On 13 September 2025, the Joint Advisory Council on the Ethics of the Magistrate–Lawyer Relationship (France) published an important guidance document on the use of generative artificial intelligence (IAG) in legal practice1. This body, which brings together representatives of the French judiciary and the French legal profession, proposes a shared ethical framework to guide the use of AI tools in the courtroom and in the work of lawyers. The objective is to ensure that the development of these technologies remains compatible with the fundamental principles that govern French judicial decision-making and professional secrecy.
The document acknowledges that generative AI may serve as a useful support tool. It can accelerate legal research, help structure and summarise large case files, and assist in drafting working documents. When used strictly as an instrument of assistance, and under human supervision, IAG can contribute to improving efficiency in legal work.
However, the text also identifies significant risks associated with improper or uncritical use. Generative AI cannot replace the legal reasoning of the judge or the lawyer, who remains solely responsible for the content produced or validated. AI systems may reproduce biases from their training data and may generate inaccurate or fictitious references (“hallucinations”). Using such outputs without verification can lead to errors in legal assessment, which, in the French judicial system, would directly undermine the quality and reliability of the decision.
The document also emphasises the centrality of professional secrecy (secret professionnel) and data sovereignty. No confidential information relating to ongoing cases should be processed through AI tools whose security, hosting and data-governance guarantees are not fully controlled, particularly when such tools are not hosted within the European legal framework. Such use would conflict with core ethical and professional duties applicable in France.
Finally, the guidance insists on the requirement of explicability. The legal professional must always be able to explain and justify the reasoning underlying a position or decision. Generative AI does not “reason” in a legal sense; it produces linguistic output.
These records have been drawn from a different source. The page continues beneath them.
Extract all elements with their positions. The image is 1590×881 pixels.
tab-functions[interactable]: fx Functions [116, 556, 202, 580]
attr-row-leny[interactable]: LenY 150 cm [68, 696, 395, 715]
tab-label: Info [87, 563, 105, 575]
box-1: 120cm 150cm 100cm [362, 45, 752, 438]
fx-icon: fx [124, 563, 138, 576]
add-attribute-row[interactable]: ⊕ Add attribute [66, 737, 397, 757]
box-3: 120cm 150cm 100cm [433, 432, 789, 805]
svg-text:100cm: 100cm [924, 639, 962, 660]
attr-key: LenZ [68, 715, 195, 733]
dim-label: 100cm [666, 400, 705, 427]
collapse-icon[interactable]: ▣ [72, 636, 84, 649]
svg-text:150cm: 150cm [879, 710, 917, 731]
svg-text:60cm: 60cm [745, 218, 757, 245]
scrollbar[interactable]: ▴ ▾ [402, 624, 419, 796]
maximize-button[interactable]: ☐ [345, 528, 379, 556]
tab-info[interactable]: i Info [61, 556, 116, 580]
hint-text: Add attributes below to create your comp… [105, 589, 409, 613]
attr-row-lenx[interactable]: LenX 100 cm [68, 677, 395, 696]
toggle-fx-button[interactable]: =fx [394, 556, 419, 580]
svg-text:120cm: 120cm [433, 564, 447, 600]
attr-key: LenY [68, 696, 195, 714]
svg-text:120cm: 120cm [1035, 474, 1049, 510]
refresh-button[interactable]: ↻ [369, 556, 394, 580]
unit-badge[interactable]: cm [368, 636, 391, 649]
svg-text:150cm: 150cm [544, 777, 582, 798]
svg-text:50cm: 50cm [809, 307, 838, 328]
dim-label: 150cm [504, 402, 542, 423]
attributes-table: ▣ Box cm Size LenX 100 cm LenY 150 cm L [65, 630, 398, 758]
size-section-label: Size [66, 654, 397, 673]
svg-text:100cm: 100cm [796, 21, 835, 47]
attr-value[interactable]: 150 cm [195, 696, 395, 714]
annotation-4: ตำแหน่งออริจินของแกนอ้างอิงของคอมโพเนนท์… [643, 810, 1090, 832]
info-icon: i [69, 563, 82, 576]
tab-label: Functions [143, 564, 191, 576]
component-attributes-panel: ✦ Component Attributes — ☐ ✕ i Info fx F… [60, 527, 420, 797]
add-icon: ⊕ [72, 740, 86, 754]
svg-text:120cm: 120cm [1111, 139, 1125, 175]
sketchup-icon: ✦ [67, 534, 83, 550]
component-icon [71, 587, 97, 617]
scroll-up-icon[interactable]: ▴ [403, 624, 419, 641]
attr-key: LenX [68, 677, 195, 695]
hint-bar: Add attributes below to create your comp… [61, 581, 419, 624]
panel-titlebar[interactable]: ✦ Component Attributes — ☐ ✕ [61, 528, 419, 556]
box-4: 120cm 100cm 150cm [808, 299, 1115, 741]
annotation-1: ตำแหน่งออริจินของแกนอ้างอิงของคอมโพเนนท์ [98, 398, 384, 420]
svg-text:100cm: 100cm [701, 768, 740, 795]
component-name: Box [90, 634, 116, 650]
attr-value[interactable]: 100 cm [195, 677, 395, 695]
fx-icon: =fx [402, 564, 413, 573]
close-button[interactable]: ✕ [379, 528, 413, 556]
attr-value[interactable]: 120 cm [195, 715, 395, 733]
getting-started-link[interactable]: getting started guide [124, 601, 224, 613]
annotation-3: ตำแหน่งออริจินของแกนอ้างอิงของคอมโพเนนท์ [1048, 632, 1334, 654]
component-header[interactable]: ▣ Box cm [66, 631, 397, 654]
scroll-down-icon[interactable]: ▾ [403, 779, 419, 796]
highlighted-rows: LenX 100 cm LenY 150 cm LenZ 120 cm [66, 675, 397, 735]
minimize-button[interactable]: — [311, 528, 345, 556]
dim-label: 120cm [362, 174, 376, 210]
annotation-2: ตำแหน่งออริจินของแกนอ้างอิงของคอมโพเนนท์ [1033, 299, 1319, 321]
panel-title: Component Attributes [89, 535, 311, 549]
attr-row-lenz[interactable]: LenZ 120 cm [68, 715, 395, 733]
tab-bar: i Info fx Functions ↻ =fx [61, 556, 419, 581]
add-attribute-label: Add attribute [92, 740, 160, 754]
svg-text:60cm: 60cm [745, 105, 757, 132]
The responsibility for reasoning and deciding remains exclusively human.
What the French guidance therefore advocates is a measured, supervised and critical use of generative AI: Generative AI assists, but does not decide.
It supports reasoning, but never replaces it.
1 Conseil consultatif conjoint de déontologie de la relation magistrats-avocats, Usage de l’intelligence artificielle générative dans la pratique judiciaire, 13 septembre 2025.